Monday, October 12, 2015


I listened to a 5-month pregnant woman I don't know bemoan her nausea for several minutes. "What a good problem to have," I thought. I wanted to shoot my hand in the air and say, "I volunteer to be pregnant and nauseous instead!"

October 11th made one month. One hard month. One month of wishing so bad I was still pregnant, and our baby Luke was still alive and growing. One month of watching my stomach get depressingly flatter instead of bigger. One month of putting away the brand-new maternity clothes I couldn't wait to wear, finding a tiny casket, ordering a headstone. One month of trying to find purpose in my life again. One month of fighting back tears even during the moments when you'd least expect it. But one month in which I've realized a lot about myself. One thing is how pathetic and pointless my complaints are.

How many times in high school did I gripe about how unfair my running injuries were....when a paraplegic would have said to me, "Give me your slow race times and your shin splints. What a good problem to have."

When I initially complained that my current apartment has a teeny tiny oven, I then remembered the homeless, who are also the kitchen-less. Or the millions of people who spend their lives cooking over a smoky fire.
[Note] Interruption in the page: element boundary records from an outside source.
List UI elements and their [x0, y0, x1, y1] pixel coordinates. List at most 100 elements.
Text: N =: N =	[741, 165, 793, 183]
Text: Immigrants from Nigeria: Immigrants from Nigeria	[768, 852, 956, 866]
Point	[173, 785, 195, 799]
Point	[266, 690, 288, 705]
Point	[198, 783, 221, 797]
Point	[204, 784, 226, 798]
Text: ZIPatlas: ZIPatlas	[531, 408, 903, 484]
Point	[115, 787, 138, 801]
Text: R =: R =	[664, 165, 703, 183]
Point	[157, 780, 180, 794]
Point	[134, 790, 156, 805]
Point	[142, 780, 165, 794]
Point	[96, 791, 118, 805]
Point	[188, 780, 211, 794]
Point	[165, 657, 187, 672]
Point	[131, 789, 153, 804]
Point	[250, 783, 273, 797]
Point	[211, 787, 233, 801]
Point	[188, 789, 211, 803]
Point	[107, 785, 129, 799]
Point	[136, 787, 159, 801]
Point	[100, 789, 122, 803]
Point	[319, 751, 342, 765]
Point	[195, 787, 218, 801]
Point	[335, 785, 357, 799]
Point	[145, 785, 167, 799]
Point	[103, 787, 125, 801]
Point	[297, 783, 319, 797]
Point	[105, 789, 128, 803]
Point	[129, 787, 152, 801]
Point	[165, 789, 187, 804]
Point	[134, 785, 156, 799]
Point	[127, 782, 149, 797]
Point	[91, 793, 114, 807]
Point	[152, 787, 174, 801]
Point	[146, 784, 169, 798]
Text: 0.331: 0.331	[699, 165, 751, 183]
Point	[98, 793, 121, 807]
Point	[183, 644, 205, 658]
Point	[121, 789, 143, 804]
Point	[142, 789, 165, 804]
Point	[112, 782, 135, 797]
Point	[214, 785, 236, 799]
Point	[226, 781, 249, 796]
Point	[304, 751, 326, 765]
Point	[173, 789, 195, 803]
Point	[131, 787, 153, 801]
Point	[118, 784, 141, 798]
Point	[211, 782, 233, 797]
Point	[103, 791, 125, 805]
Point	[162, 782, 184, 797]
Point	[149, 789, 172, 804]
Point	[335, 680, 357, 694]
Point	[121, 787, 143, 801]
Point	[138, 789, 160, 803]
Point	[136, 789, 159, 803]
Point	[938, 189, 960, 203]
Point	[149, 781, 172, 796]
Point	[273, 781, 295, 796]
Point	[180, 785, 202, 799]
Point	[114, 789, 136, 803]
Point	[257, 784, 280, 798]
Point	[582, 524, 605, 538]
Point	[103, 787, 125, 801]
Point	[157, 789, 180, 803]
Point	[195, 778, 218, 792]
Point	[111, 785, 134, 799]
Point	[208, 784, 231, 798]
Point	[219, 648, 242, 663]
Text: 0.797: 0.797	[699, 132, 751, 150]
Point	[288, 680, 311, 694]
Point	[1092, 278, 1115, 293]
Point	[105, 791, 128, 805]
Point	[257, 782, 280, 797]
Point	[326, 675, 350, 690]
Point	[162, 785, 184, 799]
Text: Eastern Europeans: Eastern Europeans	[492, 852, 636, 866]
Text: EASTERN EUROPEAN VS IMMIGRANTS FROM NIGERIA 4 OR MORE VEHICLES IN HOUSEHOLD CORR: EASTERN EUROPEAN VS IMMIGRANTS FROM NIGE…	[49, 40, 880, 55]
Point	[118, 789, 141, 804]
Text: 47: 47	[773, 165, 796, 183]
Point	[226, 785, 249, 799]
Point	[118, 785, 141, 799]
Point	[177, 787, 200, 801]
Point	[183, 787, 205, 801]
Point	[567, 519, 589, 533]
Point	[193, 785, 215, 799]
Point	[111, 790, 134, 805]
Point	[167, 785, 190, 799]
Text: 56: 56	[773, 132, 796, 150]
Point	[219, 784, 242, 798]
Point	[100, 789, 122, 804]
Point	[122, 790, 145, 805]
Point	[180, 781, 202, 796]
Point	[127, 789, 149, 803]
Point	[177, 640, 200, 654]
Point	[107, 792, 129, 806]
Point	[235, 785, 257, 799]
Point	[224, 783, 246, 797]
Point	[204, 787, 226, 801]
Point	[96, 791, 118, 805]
And yes, even my complaints about how hard it has been losing a baby, could be met by others with reminders that, "at least you can get pregnant," or, "at least you're married."

Same goes with complaints of college students, to those who never get to go to college and would love to jump in their place.

And the complaints of newly-wed wives about their husbands, or the adjustments of marriage, to the girls who've never been on a date or feel they'll never marry.

And complaints of one's mother, to someone who recently lost theirs.

Thank the Lord

I've learned that it truly is healing to be grateful. Not necessarily grateful for things, but an overall grateful attitude in our circumstances, no matter what they be. Being grateful in times of distress does not mean that we are pleased with our circumstances, Elder Uchtdorf says. He goes on:

It might sound contrary to the wisdom of the world to suggest that one who is burdened with sorrow should give thanks to God. But those who set aside the bottle of bitterness and lift instead the goblet of gratitude can find a purifying drink of healing, peace, and understanding.

More than anything, I've become more grateful for my knowledge of God's love for me. If I have that, I feel like I can be grateful in any circumstance, because I know that what's happening isn't a curse or a punishment, but that God is letting it happen to somehow bless me. Someday, I believe we'll understand the "why's." In the meantime, we can be grateful He knows best. 

1 comment:

  1. Thank you for your post - you are so wonderful and I look up to you!